Clinical signs of infective endocarditis

⭐ In IV drug users, suspect tricuspid valve endocarditis, often caused by S. aureus. Murmur may be subtle or absent.

Diagnosis - The Duke's Decree

Requires: 2 Major, OR 1 Major + 3 Minor, OR 5 Minor criteria.

  • Major Criteria:
    • Blood cultures positive for typical IE organisms from 2 separate samples.
    • Evidence of endocardial involvement on echocardiogram (vegetation, abscess) or new valvular regurgitation.
  • Minor Criteria: 📌 FROM JANE
    • Fever >38°C
    • Risk factor (e.g., IVDU, prosthetic valve)
    • Osler's nodes, Microbiologic evidence (not major)
    • Janeway lesions, Arterial emboli, Nephritis (glomerulo-), Echo findings (not major)
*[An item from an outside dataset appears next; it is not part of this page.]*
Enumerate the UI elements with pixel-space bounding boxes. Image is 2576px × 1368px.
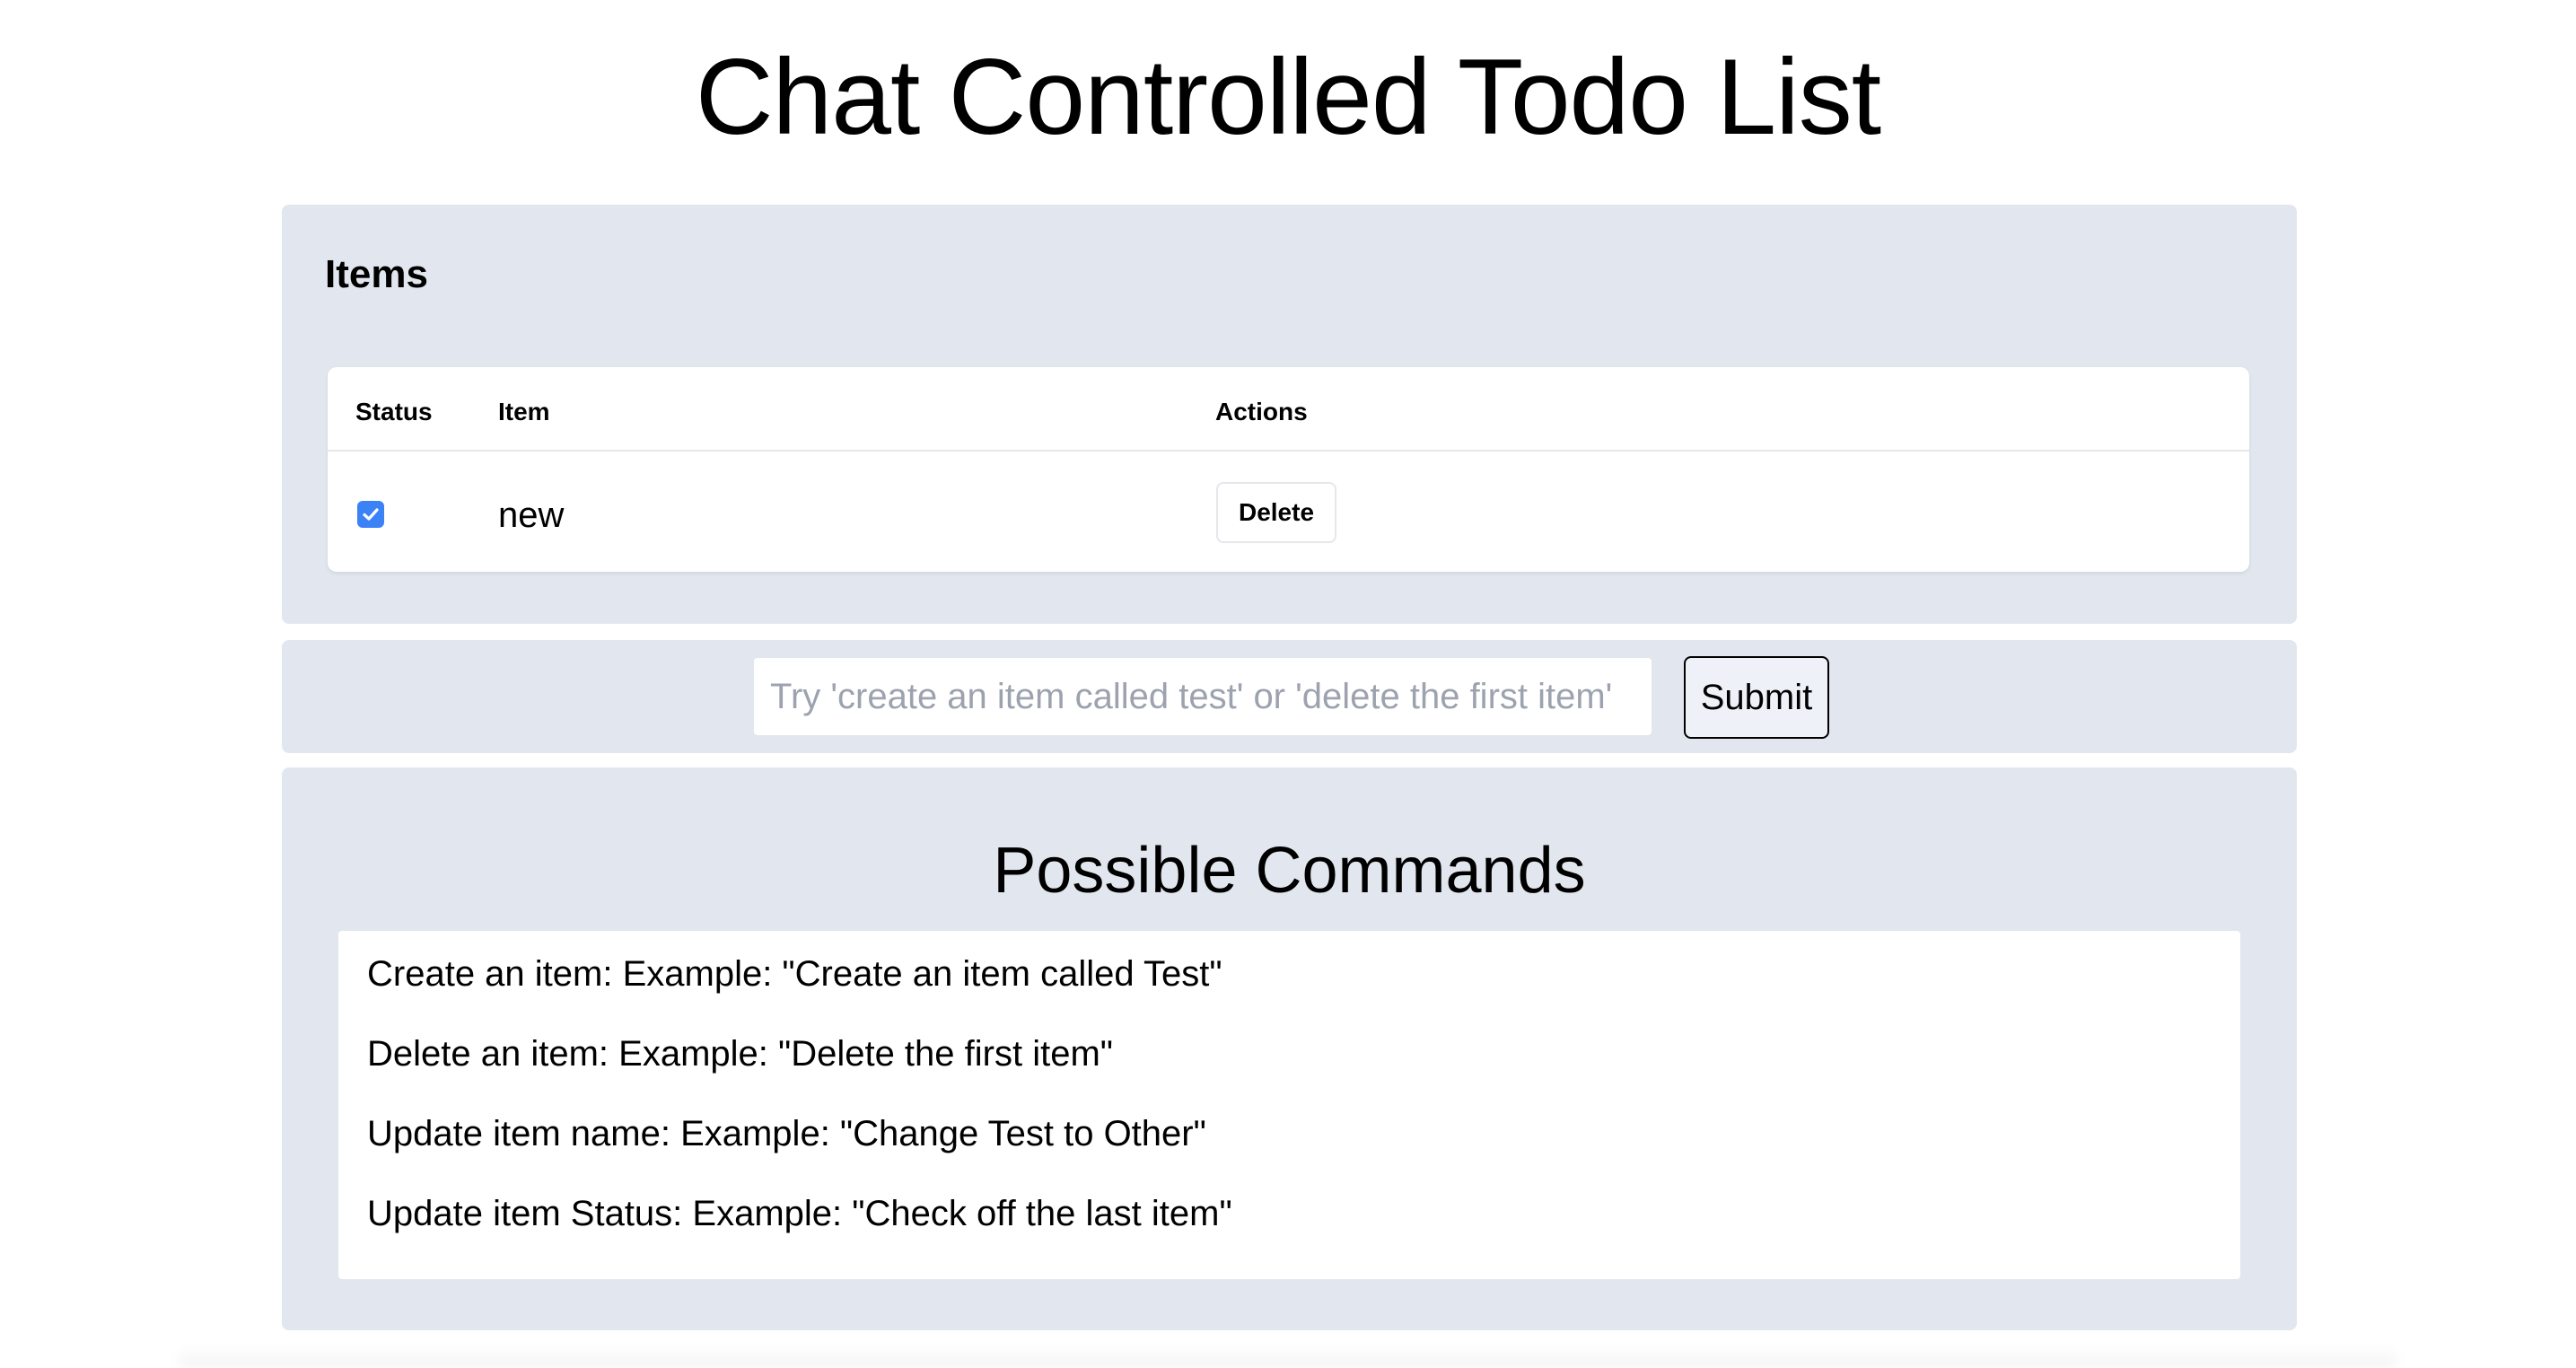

Modified Duke Criteria for Infective Endocarditis

⭐ Culture-negative endocarditis is often caused by Coxiella burnetii, Bartonella spp., or the HACEK organisms (Haemophilus, Aggregatibacter, Cardiobacterium, Eikenella, Kingella).

Management & Prophylaxis - Bug Battle Plan

  • Specific Therapy:
    • Staph aureus (MSSA): Nafcillin/Oxacillin
    • Strep viridans: Penicillin G or Ceftriaxone
  • Prophylaxis: Amoxicillin for high-risk patients (prosthetic valves, prior IE) before dental or respiratory procedures.
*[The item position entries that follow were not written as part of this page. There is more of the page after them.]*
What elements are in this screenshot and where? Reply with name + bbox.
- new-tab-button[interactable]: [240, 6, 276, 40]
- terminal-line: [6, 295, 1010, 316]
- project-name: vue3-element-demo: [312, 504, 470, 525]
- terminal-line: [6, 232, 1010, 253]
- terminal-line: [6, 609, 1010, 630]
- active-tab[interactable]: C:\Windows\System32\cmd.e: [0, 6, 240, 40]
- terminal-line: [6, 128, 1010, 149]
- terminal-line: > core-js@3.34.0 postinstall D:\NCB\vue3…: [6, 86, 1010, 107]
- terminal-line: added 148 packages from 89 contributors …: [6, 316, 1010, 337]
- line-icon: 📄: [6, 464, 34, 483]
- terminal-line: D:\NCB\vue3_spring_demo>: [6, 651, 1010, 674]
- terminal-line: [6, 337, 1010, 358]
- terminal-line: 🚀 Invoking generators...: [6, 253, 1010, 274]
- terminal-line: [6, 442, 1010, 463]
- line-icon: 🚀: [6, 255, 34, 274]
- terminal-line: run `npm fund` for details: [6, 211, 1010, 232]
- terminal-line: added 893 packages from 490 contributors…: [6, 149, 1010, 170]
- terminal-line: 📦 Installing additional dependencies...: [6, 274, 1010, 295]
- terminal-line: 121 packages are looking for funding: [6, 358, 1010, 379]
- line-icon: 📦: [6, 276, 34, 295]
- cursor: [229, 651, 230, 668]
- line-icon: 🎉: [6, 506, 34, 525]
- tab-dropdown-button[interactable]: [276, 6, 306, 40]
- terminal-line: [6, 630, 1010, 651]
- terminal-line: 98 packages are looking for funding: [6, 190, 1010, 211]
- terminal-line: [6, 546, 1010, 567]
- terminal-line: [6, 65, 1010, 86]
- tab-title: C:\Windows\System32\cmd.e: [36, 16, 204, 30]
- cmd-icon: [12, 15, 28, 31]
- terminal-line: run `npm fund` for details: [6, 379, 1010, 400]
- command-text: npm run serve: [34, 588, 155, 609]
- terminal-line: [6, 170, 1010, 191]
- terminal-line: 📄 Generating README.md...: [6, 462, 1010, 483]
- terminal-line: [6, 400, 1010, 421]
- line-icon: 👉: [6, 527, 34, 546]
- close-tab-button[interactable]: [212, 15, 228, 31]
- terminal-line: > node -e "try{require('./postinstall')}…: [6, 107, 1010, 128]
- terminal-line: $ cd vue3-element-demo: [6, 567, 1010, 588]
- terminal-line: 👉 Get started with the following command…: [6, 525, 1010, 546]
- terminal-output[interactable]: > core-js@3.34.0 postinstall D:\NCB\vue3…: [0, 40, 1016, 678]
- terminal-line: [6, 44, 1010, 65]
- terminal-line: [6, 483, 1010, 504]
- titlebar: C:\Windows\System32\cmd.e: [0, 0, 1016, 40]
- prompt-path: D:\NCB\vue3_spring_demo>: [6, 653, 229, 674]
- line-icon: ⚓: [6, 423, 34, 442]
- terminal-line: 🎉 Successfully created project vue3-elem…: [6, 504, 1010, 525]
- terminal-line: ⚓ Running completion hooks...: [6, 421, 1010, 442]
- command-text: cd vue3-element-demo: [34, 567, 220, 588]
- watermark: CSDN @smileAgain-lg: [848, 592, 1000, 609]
⭐ Aminoglycosides (e.g., Gentamicin) create pores in the bacterial cell wall, enhancing the entry of cell-wall active agents like Penicillin or Vancomycin.

  • S. aureus is the most common cause, especially in IV drug users affecting the tricuspid valve.
  • Strep viridans causes subacute IE, typically after dental procedures on damaged native valves.
  • S. epidermidis is a primary cause of prosthetic valve endocarditis.
  • An association with S. bovis (gallolyticus) strongly suggests underlying colon cancer.
  • Classic signs: Fever, new murmur, Janeway lesions (painless), Osler nodes (painful), Roth spots.
  • Diagnosis is based on Duke criteria, requiring positive blood cultures and echocardiogram findings.